Beyond formal trade though, there is something so beautiful that happens from exchange in what I love to call the gift economy.
We’re all familiar with giving gifts. It’s part of our cultural system that has existed long before capitalism showed up. We give gifts to people that we care about and the very best gifts are given out of love, sharing skills, and imparting to others what we are most passionate about. Giving gifts builds relationships. It fosters a sense of community.
You can give ANYTHING as a gift. Food, clothes, goods - yes, these are what we all think about as gifts: presents wrapped up in boxes with shiny bows. But you can always give your time as a gift. You can give your knowledge as a gift. You can share your home as a gift. You can share your love as a gift.
And there is no way to profit off gifts.
Gift giving is a positive, life giving way to rebel against the status quo that no only feels good, but builds out new systems of reciprocity in the face of the soul crushing devastation of late stage capitalism.

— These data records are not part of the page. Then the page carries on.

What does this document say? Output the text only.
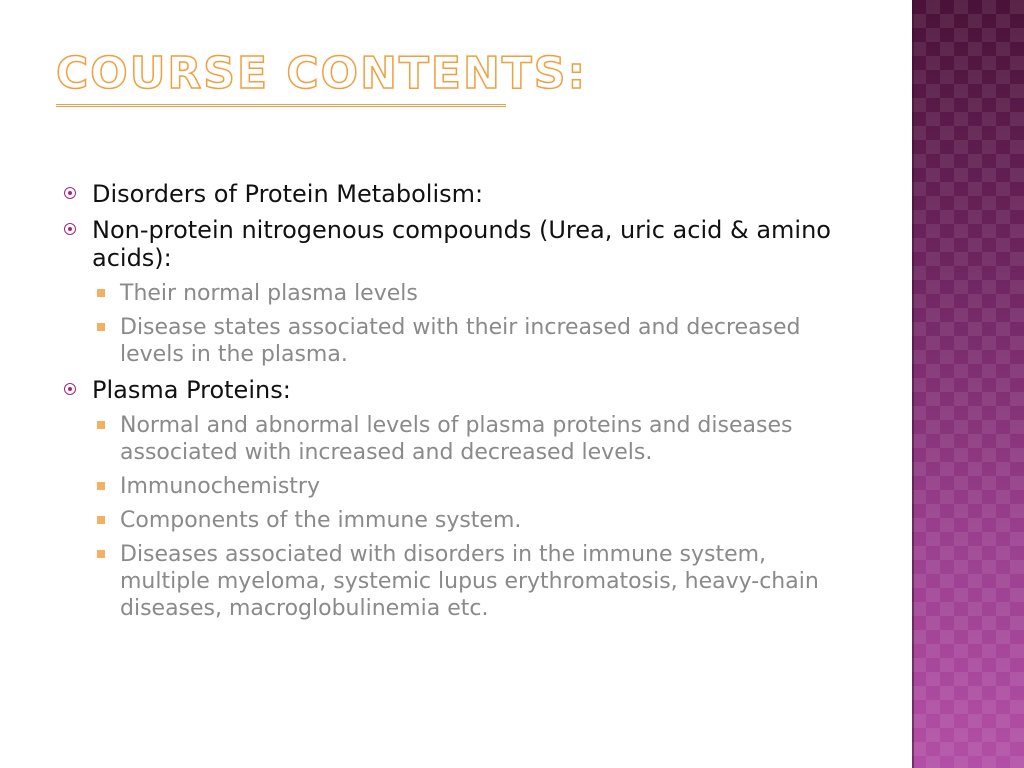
COURSE CONTENTS:
Disorders of Protein Metabolism:
Non-protein nitrogenous compounds (Urea, uric acid & amino acids):
Their normal plasma levels
Disease states associated with their increased and decreased levels in the plasma.
Plasma Proteins:
Normal and abnormal levels of plasma proteins and diseases associated with increased and decreased levels.
Immunochemistry
Components of the immune system.
Diseases associated with disorders in the immune system, multiple myeloma, systemic lupus erythromatosis, heavy-chain diseases, macroglobulinemia etc.
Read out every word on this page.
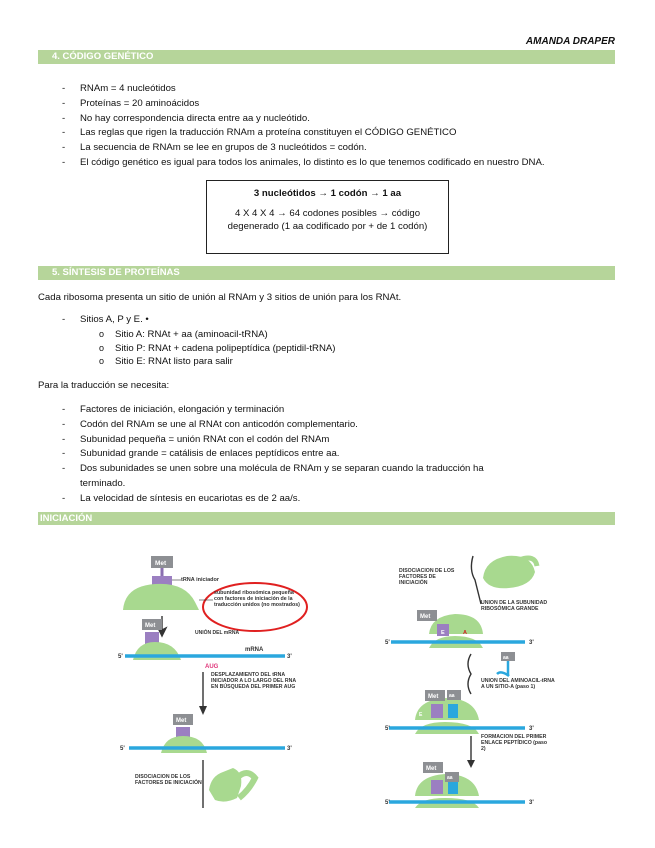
AMANDA DRAPER
4. CÓDIGO GENÉTICO
- RNAm = 4 nucleótidos
- Proteínas = 20 aminoácidos
- No hay correspondencia directa entre aa y nucleótido.
- Las reglas que rigen la traducción RNAm a proteína constituyen el CÓDIGO GENÉTICO
- La secuencia de RNAm se lee en grupos de 3 nucleótidos = codón.
- El código genético es igual para todos los animales, lo distinto es lo que tenemos codificado en nuestro DNA.
3 nucleótidos → 1 codón → 1 aa
4 X 4 X 4 → 64 codones posibles → código degenerado (1 aa codificado por + de 1 codón)
5. SÍNTESIS DE PROTEÍNAS
Cada ribosoma presenta un sitio de unión al RNAm y 3 sitios de unión para los RNAt.
- Sitios A, P y E. •
o Sitio A: RNAt + aa (aminoacil-tRNA)
o Sitio P: RNAt + cadena polipeptídica (peptidil-tRNA)
o Sitio E: RNAt listo para salir
Para la traducción se necesita:
- Factores de iniciación, elongación y terminación
- Codón del RNAm se une al RNAt con anticodón complementario.
- Subunidad pequeña = unión RNAt con el codón del RNAm
- Subunidad grande = catálisis de enlaces peptídicos entre aa.
- Dos subunidades se unen sobre una molécula de RNAm y se separan cuando la traducción ha terminado.
- La velocidad de síntesis en eucariotas es de 2 aa/s.
INICIACIÓN
Met
tRNA iniciador
subunidad ribosómica pequeña con factores de iniciación de la traducción unidos (no mostrados)
UNIÓN DEL mRNA
Met
5'	3'
mRNA
AUG
DESPLAZAMIENTO DEL tRNA INICIADOR A LO LARGO DEL RNA EN BÚSQUEDA DEL PRIMER AUG
Met
5'	3'
DISOCIACIÓN DE LOS FACTORES DE INICIACIÓN
DISOCIACIÓN DE LOS FACTORES DE INICIACIÓN
UNIÓN DE LA SUBUNIDAD RIBOSÓMICA GRANDE
Met
E	A
5'	3'
aa
UNIÓN DEL AMINOACIL-tRNA A UN SITIO-A (paso 1)
Met aa
E
5'	3'
FORMACIÓN DEL PRIMER ENLACE PEPTÍDICO (paso 2)
Met
aa
5'	3'
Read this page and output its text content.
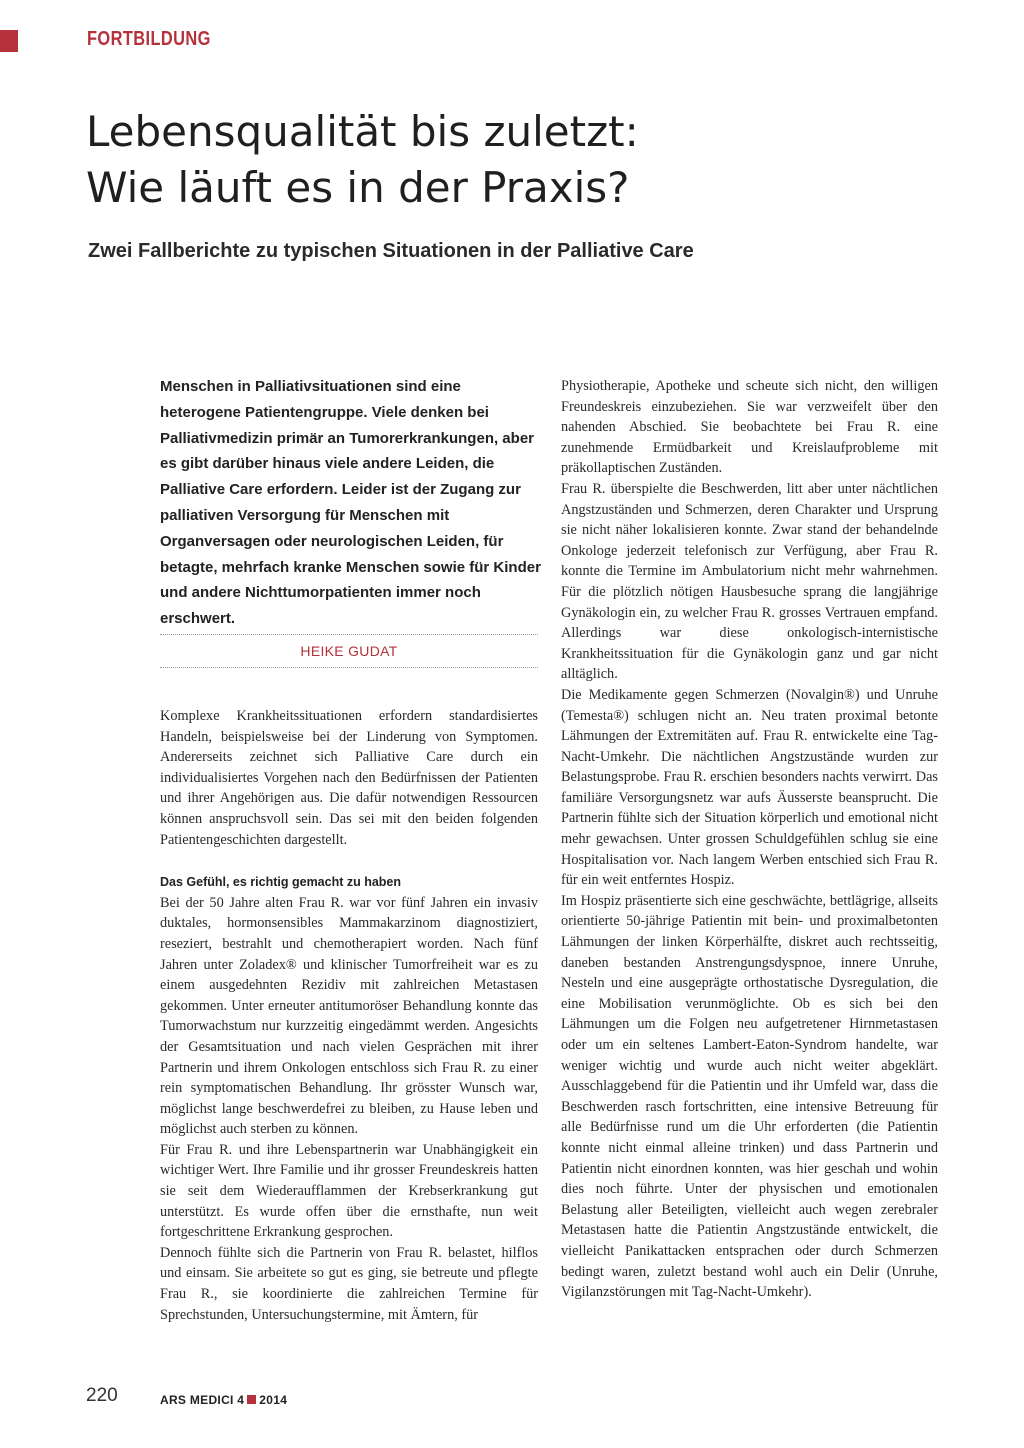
FORTBILDUNG
Lebensqualität bis zuletzt:
Wie läuft es in der Praxis?
Zwei Fallberichte zu typischen Situationen in der Palliative Care

Menschen in Palliativsituationen sind eine heterogene Patientengruppe. Viele denken bei Palliativmedizin primär an Tumorerkrankungen, aber es gibt darüber hinaus viele andere Leiden, die Palliative Care erfordern. Leider ist der Zugang zur palliativen Versorgung für Menschen mit Organversagen oder neurologischen Leiden, für betagte, mehrfach kranke Menschen sowie für Kinder und andere Nichttumorpatienten immer noch erschwert.

HEIKE GUDAT

Komplexe Krankheitssituationen erfordern standardisiertes Handeln, beispielsweise bei der Linderung von Symptomen. Andererseits zeichnet sich Palliative Care durch ein individualisiertes Vorgehen nach den Bedürfnissen der Patienten und ihrer Angehörigen aus. Die dafür notwendigen Ressourcen können anspruchsvoll sein. Das sei mit den beiden folgenden Patientengeschichten dargestellt.

Das Gefühl, es richtig gemacht zu haben

Bei der 50 Jahre alten Frau R. war vor fünf Jahren ein invasiv duktales, hormonsensibles Mammakarzinom diagnostiziert, reseziert, bestrahlt und chemotherapiert worden. Nach fünf Jahren unter Zoladex® und klinischer Tumorfreiheit war es zu einem ausgedehnten Rezidiv mit zahlreichen Metastasen gekommen. Unter erneuter antitumoröser Behandlung konnte das Tumorwachstum nur kurzzeitig eingedämmt werden. Angesichts der Gesamtsituation und nach vielen Gesprächen mit ihrer Partnerin und ihrem Onkologen entschloss sich Frau R. zu einer rein symptomatischen Behandlung. Ihr grösster Wunsch war, möglichst lange beschwerdefrei zu bleiben, zu Hause leben und möglichst auch sterben zu können.

Für Frau R. und ihre Lebenspartnerin war Unabhängigkeit ein wichtiger Wert. Ihre Familie und ihr grosser Freundeskreis hatten sie seit dem Wiederaufflammen der Krebserkrankung gut unterstützt. Es wurde offen über die ernsthafte, nun weit fortgeschrittene Erkrankung gesprochen.

Dennoch fühlte sich die Partnerin von Frau R. belastet, hilflos und einsam. Sie arbeitete so gut es ging, sie betreute und pflegte Frau R., sie koordinierte die zahlreichen Termine für Sprechstunden, Untersuchungstermine, mit Ämtern, für

Physiotherapie, Apotheke und scheute sich nicht, den willigen Freundeskreis einzubeziehen. Sie war verzweifelt über den nahenden Abschied. Sie beobachtete bei Frau R. eine zunehmende Ermüdbarkeit und Kreislaufprobleme mit präkollaptischen Zuständen.

Frau R. überspielte die Beschwerden, litt aber unter nächtlichen Angstzuständen und Schmerzen, deren Charakter und Ursprung sie nicht näher lokalisieren konnte. Zwar stand der behandelnde Onkologe jederzeit telefonisch zur Verfügung, aber Frau R. konnte die Termine im Ambulatorium nicht mehr wahrnehmen. Für die plötzlich nötigen Hausbesuche sprang die langjährige Gynäkologin ein, zu welcher Frau R. grosses Vertrauen empfand. Allerdings war diese onkologisch-internistische Krankheitssituation für die Gynäkologin ganz und gar nicht alltäglich.

Die Medikamente gegen Schmerzen (Novalgin®) und Unruhe (Temesta®) schlugen nicht an. Neu traten proximal betonte Lähmungen der Extremitäten auf. Frau R. entwickelte eine Tag-Nacht-Umkehr. Die nächtlichen Angstzustände wurden zur Belastungsprobe. Frau R. erschien besonders nachts verwirrt. Das familiäre Versorgungsnetz war aufs Äusserste beansprucht. Die Partnerin fühlte sich der Situation körperlich und emotional nicht mehr gewachsen. Unter grossen Schuldgefühlen schlug sie eine Hospitalisation vor. Nach langem Werben entschied sich Frau R. für ein weit entferntes Hospiz.

Im Hospiz präsentierte sich eine geschwächte, bettlägrige, allseits orientierte 50-jährige Patientin mit bein- und proximalbetonten Lähmungen der linken Körperhälfte, diskret auch rechtsseitig, daneben bestanden Anstrengungsdyspnoe, innere Unruhe, Nesteln und eine ausgeprägte orthostatische Dysregulation, die eine Mobilisation verunmöglichte. Ob es sich bei den Lähmungen um die Folgen neu aufgetretener Hirnmetastasen oder um ein seltenes Lambert-Eaton-Syndrom handelte, war weniger wichtig und wurde auch nicht weiter abgeklärt. Ausschlaggebend für die Patientin und ihr Umfeld war, dass die Beschwerden rasch fortschritten, eine intensive Betreuung für alle Bedürfnisse rund um die Uhr erforderten (die Patientin konnte nicht einmal alleine trinken) und dass Partnerin und Patientin nicht einordnen konnten, was hier geschah und wohin dies noch führte. Unter der physischen und emotionalen Belastung aller Beteiligten, vielleicht auch wegen zerebraler Metastasen hatte die Patientin Angstzustände entwickelt, die vielleicht Panikattacken entsprachen oder durch Schmerzen bedingt waren, zuletzt bestand wohl auch ein Delir (Unruhe, Vigilanzstörungen mit Tag-Nacht-Umkehr).

220	ARS MEDICI 4 2014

It is grounded in sharing what we have to give, caring about others in our communities, and there is literally no way to center profit as a motive.
Story time: a few weeks ago, I was supposed to go to a super sweet zine event that I sadly missed because my vehicle broke down while I was on my way there. I was so bummed but tried to turn around the loss and had a free-shipping sale on Instagram instead. It was really lovely and I was happy to mail out zines and prints all across Turtle Island. I was also happy to sell some items locally to friends, and dropped off some prints with my son’s forest school mentor, Kim.
Kim has been a stalworth supporter and cheerleader, exceptional forest school mentor and community champion. She offered to etransfer me the funds for the prints and I casually waved my hand; we would figure something out. Later on, she reminded me that she still owed me for the prints and I suggested something in exchange if she had anything else to share.
Lo and behold, when I dropped my son off this morning for school, she handed me a box filled with eggs from her hens, garlic from their garden, honey from their hives, a beeswax candle, and homemade soap. Unpacking them when I got back home, I was brought to tears with her generosity. Her gift was worth so much more than the dollar amount of the prints.
Will honey and eggs pay my bills? No, I know they won’t. But gift giving isn’t in opposition to earning money. It lives gently alongside, nudging at my heart when the weight of capitalism has me low. It reminds me that there is more to life than profit and that there are alternatives out there; easy alternatives that exist right now, here in the present, that we can tap into anytime we want to.
And what might happen if we grounded more and more of our exchange in this gift economy? What if more people started giving what they have, accepting what is offered and shared, instead of demanded a higher profit margin? What if these exchange networks grew to hundreds or thousands of people offering their goods and services in direct exchange for other goods and services? I know it might not be a perfect solution to other throw the system, but any step in the right direction feels like a damn good step to take for me.
“From the viewpoint of a private property economy, the "gift" is deemed to be "free" because we obtain it free of charge, at no cost. But in the gift economy, gifts are not free. The essence of the gift is that it creates a set of relationships. The currency of a gift economy is, at its root, reciprocity. In Western thinking, private land is understood to be a "bundle of rights," whereas in a gift economy property has a "bundle of responsibilities" attached.”
~ Robin Wall Kimmerer, Braiding Sweetgrass
I love alternative economy. My favorite way to go outside the retail world right now is FB marketplace.